Further analysis were made only with binary data.

Network analysis:

Gene-gene co-expression:

The RNA-Seq data described above was used to calculate expression similarity between genes. In a first step, the not expressed genes were removed. Therefor, genes that do not have a TPM value larger then 5 in at least one tissues were removed. In a second step, constantly expressed genes were removed. To archive this, genes with an expression variance with less than 1 were removed.
The resulting dataset contains the expression of 15,311 informative genes.

The gene expression similarity is calculated among all 20 tissues. As a measurement for gene expression similarity it can be chosen among the Gini correlation coefficient (GSS) [Ma et al], Pearson and Spearman correlation. The tissues specificity is calculated only among the four tissues - this tissues were selected based on biological relevance: treated leaf and root, flower bud and dry seed. The tissues specificity is calculated in two ways: Tau and Shannon entropy [Gerstberger et al].

Metabolite-metabolite co-expression:

The metabolomic data described above was used to calculate expression similarity between metabolites.
To overcome the limitations to quantify metabolite expression, the expression was transformed in binary values. Therefor, the expression was ZMAD transformed and a cutoff of 2 was applied to convert if to binary data. The expression similarity between metabolites was calculated using the Ochiai coefficient among 14 tissues.

Gene-metabolite & metabolite-gene co-expression:

The same binary data from the metabolite-metabolite co-expression network was used to overcome the limitations to quantify metabolite expression.

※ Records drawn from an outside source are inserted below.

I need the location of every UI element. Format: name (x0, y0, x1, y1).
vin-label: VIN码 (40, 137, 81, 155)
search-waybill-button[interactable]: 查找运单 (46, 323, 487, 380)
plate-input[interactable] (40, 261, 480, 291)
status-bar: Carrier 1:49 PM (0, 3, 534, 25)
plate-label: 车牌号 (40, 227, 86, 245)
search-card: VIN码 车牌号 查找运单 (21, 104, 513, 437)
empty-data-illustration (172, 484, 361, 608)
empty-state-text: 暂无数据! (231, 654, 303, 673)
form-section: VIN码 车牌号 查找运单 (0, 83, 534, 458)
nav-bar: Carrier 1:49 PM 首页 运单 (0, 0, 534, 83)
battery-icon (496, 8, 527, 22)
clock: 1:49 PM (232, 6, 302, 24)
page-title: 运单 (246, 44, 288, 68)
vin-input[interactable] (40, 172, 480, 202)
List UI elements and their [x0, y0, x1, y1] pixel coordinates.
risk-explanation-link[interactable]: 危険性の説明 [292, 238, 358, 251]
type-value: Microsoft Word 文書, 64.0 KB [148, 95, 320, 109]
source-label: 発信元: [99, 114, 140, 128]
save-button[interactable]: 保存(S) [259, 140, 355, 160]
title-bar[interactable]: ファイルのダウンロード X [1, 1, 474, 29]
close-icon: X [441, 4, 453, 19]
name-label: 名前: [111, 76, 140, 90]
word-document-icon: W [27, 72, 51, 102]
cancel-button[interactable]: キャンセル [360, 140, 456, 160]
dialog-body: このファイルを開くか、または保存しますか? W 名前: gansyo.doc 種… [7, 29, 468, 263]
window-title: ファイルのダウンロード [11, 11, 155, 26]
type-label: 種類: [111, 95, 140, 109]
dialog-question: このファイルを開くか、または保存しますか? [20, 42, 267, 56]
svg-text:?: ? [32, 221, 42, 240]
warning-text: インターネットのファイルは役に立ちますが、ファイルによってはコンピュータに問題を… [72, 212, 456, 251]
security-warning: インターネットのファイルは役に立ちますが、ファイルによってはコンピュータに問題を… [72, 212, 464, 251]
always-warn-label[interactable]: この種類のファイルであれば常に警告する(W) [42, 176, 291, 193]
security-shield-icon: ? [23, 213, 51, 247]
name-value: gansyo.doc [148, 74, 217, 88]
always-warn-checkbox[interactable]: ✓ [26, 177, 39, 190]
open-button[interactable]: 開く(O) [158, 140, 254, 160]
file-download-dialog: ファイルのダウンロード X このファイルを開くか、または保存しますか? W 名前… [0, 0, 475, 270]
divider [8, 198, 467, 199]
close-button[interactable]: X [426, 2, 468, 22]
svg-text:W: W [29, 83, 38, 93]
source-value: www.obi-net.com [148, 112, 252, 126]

Additionally, the gene expression data based on RNA-Seq data (described above) was also ZMAD transformed and a cutoff of 3 was applied to convert the expression to binary data.
Only 12 tissues were used from both data sets for comparison. anthers, nectaries, ovary, pedicels, root treated, leaf (control and treated merged), stem treated, seed (dry, watered and smoked merged), corolla (early and late merged), style (selfed, outcrossed and no pollination merged), open flower and flower bud from the RNA-Seq data, and anthers, flower bud, corolla, leaf, limb, nectaries, ovary, pedicels, root, seed, stem and style from the metabolomic data. The expression similarity between genes and metabolites was calculated using the Ochiai coefficient among this 12 tissues.